Si des centaines de milliers de Québécois se trouvent dès mardi au chômage forcé, ceux-ci pourront tout de même toucher certaines allocations pour joindre les deux bouts jusqu’à la reprise. « Au fédéral, les travailleurs pourront bénéficier d’une Allocation de soins d’urgence allant à 450 $ par semaine et, au provincial, il s’agit de 573 $ par semaine, indique le coordonnateur d’Action Plus Brome-Missisquoi, Nicolas Luppens. De nombreux bénéficiaires d’aide sociale ne reçoivent que 160 $ par semaine. »
M. Luppens fait valoir que les prestataires de l’aide sociale seront eux aussi pénalisés, particulièrement ceux réputés aptes au travail et qui arrivaient à joindre les deux bouts grâce aux 200 $ supplémentaires qu’ils avaient droit de gagner chaque mois, en plus de leur chèque mensuel. Avec la fermeture de toutes les entreprises non essentielles, on vient priver ces personnes d’un revenu d’appoint qui, dans certains cas, faisait toute la différence.
« Dans les faits, ils ne peuvent pas aller au travail si l’entreprise est fermée sur ordre du gouvernement. Pour le moment, et du moins temporairement, tous les bénéficiaires de l’aide de dernier recours devraient donc être considérés comme ayant une contrainte de les empêcher de travailler et obtenir un revenu de plus de 1000 $ par mois pour faire face à la crise », plaide M. Luppens.
Pour leur permettre de faire face à la crise, le Front commun des personnes assistées sociales du Québec réclame également du gouvernement qu’il prévoie et remette une prestation spéciale aux bénéficiaires de l’aide sociale pour que tous reçoivent le montant maximal versé par mois aux prestataires inaptes au travail, mais aussi qu’il augmente le seuil d’avoirs liquides autorisés pour tous.
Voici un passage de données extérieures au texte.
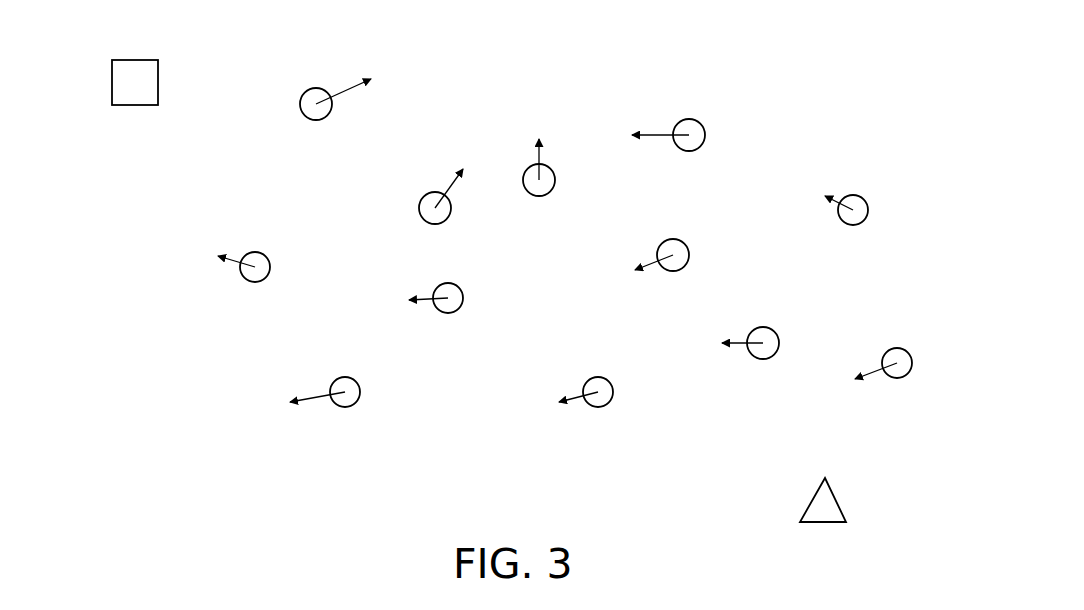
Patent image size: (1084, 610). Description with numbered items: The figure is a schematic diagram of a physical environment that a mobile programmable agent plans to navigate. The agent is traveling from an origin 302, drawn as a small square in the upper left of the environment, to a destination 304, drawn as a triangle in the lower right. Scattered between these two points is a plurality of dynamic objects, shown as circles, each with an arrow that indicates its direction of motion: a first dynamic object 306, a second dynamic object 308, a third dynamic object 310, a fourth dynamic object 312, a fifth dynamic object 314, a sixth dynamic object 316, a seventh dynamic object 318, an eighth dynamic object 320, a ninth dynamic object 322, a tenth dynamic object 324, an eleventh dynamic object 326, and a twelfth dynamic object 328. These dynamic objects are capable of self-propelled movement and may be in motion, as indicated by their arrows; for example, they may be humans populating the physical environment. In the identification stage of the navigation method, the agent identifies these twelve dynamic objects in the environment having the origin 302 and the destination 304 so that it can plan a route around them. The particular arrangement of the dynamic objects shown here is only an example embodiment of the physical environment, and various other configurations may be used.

The origin 302 is at (135, 58).
The destination 304 is at (848, 508).
The first dynamic object 306 is at (247, 282).
The second dynamic object 308 is at (310, 88).
The third dynamic object 310 is at (420, 196).
The fourth dynamic object 312 is at (352, 407).
The fifth dynamic object 314 is at (460, 311).
The sixth dynamic object 316 is at (548, 194).
The seventh dynamic object 318 is at (598, 408).
The eighth dynamic object 320 is at (688, 272).
The ninth dynamic object 322 is at (695, 120).
The tenth dynamic object 324 is at (772, 360).
The eleventh dynamic object 326 is at (868, 210).
The twelfth dynamic object 328 is at (912, 370).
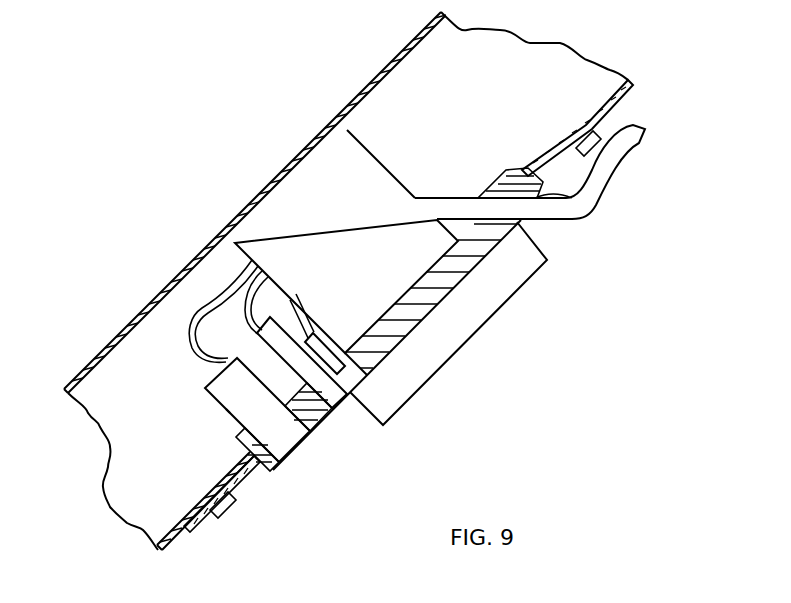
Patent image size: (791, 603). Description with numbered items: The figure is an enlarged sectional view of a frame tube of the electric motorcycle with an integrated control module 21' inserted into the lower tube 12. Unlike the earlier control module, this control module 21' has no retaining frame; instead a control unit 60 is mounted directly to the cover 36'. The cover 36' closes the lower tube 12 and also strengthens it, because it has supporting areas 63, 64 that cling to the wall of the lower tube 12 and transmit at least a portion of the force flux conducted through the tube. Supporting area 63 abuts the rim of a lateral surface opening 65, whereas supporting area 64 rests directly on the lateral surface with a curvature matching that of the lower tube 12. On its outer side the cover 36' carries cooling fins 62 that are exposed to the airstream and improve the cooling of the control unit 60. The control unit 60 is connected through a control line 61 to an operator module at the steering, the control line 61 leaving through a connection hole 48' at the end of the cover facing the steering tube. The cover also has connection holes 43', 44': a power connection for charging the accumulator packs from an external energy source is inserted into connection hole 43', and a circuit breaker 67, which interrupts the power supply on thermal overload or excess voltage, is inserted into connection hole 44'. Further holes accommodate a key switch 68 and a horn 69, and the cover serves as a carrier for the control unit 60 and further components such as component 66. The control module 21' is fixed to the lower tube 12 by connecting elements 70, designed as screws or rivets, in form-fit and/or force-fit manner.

The lower tube 12 is at (361, 93).
The control unit 60 is at (333, 248).
The circuit breaker 67 is at (215, 305).
The horn 69 is at (207, 367).
The further component 66 is at (225, 399).
The key switch 68 is at (240, 435).
The supporting area 63 is at (240, 464).
The supporting area 64 is at (198, 530).
The connecting element 70 is at (582, 141).
The connection hole 43' is at (280, 469).
The connection hole 44' is at (317, 433).
The cover 36' is at (428, 342).
The cooling fin 62 is at (461, 358).
The control module 21' is at (568, 242).
The connection hole 48' is at (531, 172).
The control line 61 is at (630, 127).
The lateral surface opening 65 is at (525, 170).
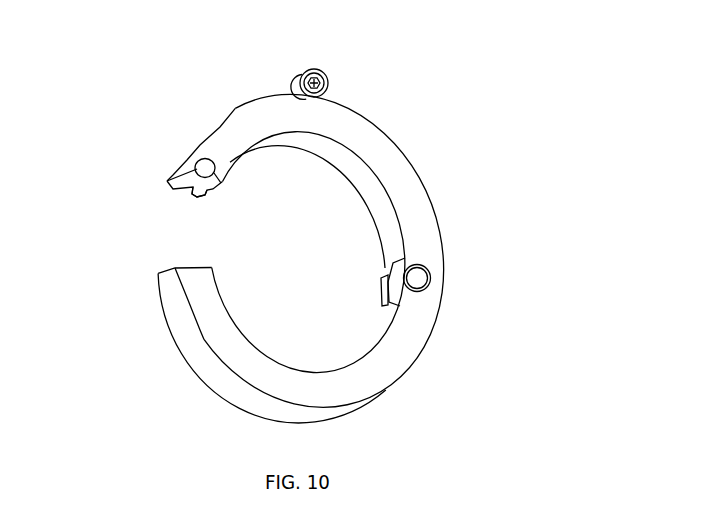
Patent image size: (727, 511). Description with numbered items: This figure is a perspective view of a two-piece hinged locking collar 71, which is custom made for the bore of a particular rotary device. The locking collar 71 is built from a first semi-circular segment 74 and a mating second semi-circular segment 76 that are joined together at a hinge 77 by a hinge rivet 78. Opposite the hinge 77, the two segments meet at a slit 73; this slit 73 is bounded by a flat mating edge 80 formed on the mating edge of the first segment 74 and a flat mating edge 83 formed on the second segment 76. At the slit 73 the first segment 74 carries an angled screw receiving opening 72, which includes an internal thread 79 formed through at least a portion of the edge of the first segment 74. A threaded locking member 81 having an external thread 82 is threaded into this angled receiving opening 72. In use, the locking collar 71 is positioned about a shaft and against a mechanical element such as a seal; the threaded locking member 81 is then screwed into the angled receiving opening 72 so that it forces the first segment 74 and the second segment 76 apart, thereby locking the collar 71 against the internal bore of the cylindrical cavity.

Isolés, mais plus à risque
Celui-ci rappelle que les prestataires de l’aide sociale ont souvent recours aux banques alimentaires, aux soupes populaires et aux organismes communautaires pour survivre, ce qui est grandement compliqué en période de confinement. « Quand on a un plus petit revenu, on doit avoir un réseau d’entraide pour s’en sortir et l’isolement obligatoire prive les bénéficiaires de l’aide sociale de ce réseau », relève l’intervenant.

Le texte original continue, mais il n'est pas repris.